Sometimes it’s easy to forget how much we are really asking of a child when we generalize a habit. It’s easy to think we are asking him to do only one thing: pay attention. That’s all. But really we are asking him to do several things: (1) turn the full gaze of your mind to whatever subject someone wants you to focus on at the time; (2) push aside all of the other ideas and thoughts that you were contemplating, and keep pushing them aside even as they rise up and try to get back to the front of your mind; (3) evaluate any changes in your environment, including the actions of others in the room, to see if they need to be attended to, and if not, ignore them even if they look interesting; and (4) continue doing all of this indefinitely because you never know when the lesson or instruction is going to be finished.
That’s a lot to ask of a young child or of any person who struggles with this skill. So breaking it down into smaller challenges can help your child not feel overwhelmed and gain some confidence and momentum in this habit.
Level 3: Paying Attention When Unsupervised
The third level of challenge is going to be giving your child an assignment to carry out by himself and expecting him to keep his attention focused on that task when he is alone. This is going to require more effort from him—to apply what he has been practicing with help, now in a situation without that help. So he might work on paying attention during piano practice or when doing independent reading assignments for school or an assigned chore or other task, such as going to his room, putting on his shoes, and coming back. Once again, you may want to start short with this new level of challenge and gradually increase your expectations.
Charlotte Mason said that a habit is not truly a habit until it is done without supervision. This level is the ultimate goal. But not everyone will get to the goal at the same time. Some children will naturally be wired to pay full attention whenever and wherever it is required; others will find it more of a challenge. So just as we teach the child during school lessons, customizing the curriculum to fit the child, we can do the same with habit training. Remember, the discipline of good habits is one-third of your child’s education. You know each child with his unique strengths and weaknesses and natural tendencies when it comes to the different habits. Respect that child as a person in this area too.
The good news is that everyone can grow in the habit of attention. Just as with any challenge, some persons will find it easier than others, but we can all grow. And that is what we’re looking for: growth. Not perfection. Growth.
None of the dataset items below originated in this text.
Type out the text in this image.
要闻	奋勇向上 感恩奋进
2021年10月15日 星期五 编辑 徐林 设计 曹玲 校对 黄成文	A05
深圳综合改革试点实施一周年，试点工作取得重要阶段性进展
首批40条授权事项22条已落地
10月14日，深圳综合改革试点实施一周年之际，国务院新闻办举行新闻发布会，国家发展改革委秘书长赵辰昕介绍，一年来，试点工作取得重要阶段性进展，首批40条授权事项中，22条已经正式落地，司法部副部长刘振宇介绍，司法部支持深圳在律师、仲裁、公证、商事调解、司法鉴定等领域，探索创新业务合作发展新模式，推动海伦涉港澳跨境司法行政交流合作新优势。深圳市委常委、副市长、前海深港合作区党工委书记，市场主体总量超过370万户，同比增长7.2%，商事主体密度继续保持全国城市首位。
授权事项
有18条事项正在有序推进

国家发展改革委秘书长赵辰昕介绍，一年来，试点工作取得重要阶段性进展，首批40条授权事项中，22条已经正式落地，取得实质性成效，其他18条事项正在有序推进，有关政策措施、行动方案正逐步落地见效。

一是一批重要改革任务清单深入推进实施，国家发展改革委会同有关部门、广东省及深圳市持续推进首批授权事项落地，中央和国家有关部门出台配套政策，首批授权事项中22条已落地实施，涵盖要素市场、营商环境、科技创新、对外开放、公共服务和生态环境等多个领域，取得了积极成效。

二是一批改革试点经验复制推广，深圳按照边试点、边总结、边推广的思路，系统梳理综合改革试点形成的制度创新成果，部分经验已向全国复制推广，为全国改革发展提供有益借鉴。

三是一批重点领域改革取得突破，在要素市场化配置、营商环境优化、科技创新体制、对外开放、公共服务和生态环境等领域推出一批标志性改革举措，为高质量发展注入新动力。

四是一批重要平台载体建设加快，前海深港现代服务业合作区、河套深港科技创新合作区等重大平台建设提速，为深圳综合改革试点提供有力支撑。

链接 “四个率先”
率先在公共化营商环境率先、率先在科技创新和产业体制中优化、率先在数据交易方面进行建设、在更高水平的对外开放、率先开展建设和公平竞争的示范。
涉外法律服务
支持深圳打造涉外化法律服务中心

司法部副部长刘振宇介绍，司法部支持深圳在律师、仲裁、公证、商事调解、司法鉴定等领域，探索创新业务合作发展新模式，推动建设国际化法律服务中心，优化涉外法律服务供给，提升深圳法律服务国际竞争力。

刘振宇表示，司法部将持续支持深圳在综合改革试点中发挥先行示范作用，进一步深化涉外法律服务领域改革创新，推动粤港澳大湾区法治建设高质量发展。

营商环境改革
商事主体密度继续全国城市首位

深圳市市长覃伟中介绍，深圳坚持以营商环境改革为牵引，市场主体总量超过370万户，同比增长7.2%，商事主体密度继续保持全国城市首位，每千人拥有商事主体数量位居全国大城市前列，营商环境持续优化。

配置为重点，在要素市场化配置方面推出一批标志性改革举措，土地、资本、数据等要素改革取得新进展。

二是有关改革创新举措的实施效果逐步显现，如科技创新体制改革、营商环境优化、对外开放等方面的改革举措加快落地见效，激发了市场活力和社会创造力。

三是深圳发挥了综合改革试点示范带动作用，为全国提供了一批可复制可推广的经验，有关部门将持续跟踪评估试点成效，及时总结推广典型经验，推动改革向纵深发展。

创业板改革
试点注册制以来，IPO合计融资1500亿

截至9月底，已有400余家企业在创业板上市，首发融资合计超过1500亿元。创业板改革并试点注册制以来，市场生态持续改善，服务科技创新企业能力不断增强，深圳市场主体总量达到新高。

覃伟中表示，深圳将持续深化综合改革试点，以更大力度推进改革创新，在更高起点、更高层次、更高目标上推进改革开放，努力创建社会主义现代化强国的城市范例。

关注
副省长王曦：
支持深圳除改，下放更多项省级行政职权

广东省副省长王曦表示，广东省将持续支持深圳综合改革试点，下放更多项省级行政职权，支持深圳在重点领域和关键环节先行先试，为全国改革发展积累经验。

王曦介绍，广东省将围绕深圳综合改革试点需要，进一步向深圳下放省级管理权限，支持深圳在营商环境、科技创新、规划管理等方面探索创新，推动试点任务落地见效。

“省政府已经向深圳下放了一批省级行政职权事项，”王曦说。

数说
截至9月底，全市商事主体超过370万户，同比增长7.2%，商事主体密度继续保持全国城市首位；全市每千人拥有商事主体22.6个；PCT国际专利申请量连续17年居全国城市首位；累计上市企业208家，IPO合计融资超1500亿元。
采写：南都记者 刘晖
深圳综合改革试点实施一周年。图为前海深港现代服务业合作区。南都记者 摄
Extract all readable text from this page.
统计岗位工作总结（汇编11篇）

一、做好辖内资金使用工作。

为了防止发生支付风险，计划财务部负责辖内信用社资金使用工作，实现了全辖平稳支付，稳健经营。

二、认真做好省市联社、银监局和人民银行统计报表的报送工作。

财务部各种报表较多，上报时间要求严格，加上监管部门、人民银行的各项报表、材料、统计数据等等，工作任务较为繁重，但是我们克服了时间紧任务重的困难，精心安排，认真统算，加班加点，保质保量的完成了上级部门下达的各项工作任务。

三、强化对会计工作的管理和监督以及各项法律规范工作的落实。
It might be encouraging to you to keep a journal as you walk through your habit training. Write which habit category you’re working on—for example, the habit of attention—and jot down the date you started working on it. Then list each child’s name and the specific application of that habit for him. What do you want that habit to look like for him, taking into consideration the child’s age and developmental level and natural tendencies? In other words, how is each child going to apply this habit during these six weeks? At the end of those weeks, record what growth you saw and celebrate it. Then keep holding him responsible for that application of the habit as you choose a new habit for the next six weeks. One at a time, always keeping an eye on the habits already formed. Laying Down the Rails for Children has space for you to gather your thoughts and record your expectations for each habit right in the book. It can be very encouraging to look back over your notes and remind yourself that your child is growing; you are making progress in habit training. Sometimes we forget. Writing it down and reviewing that record can bolster our spirits and motivate us to keep going.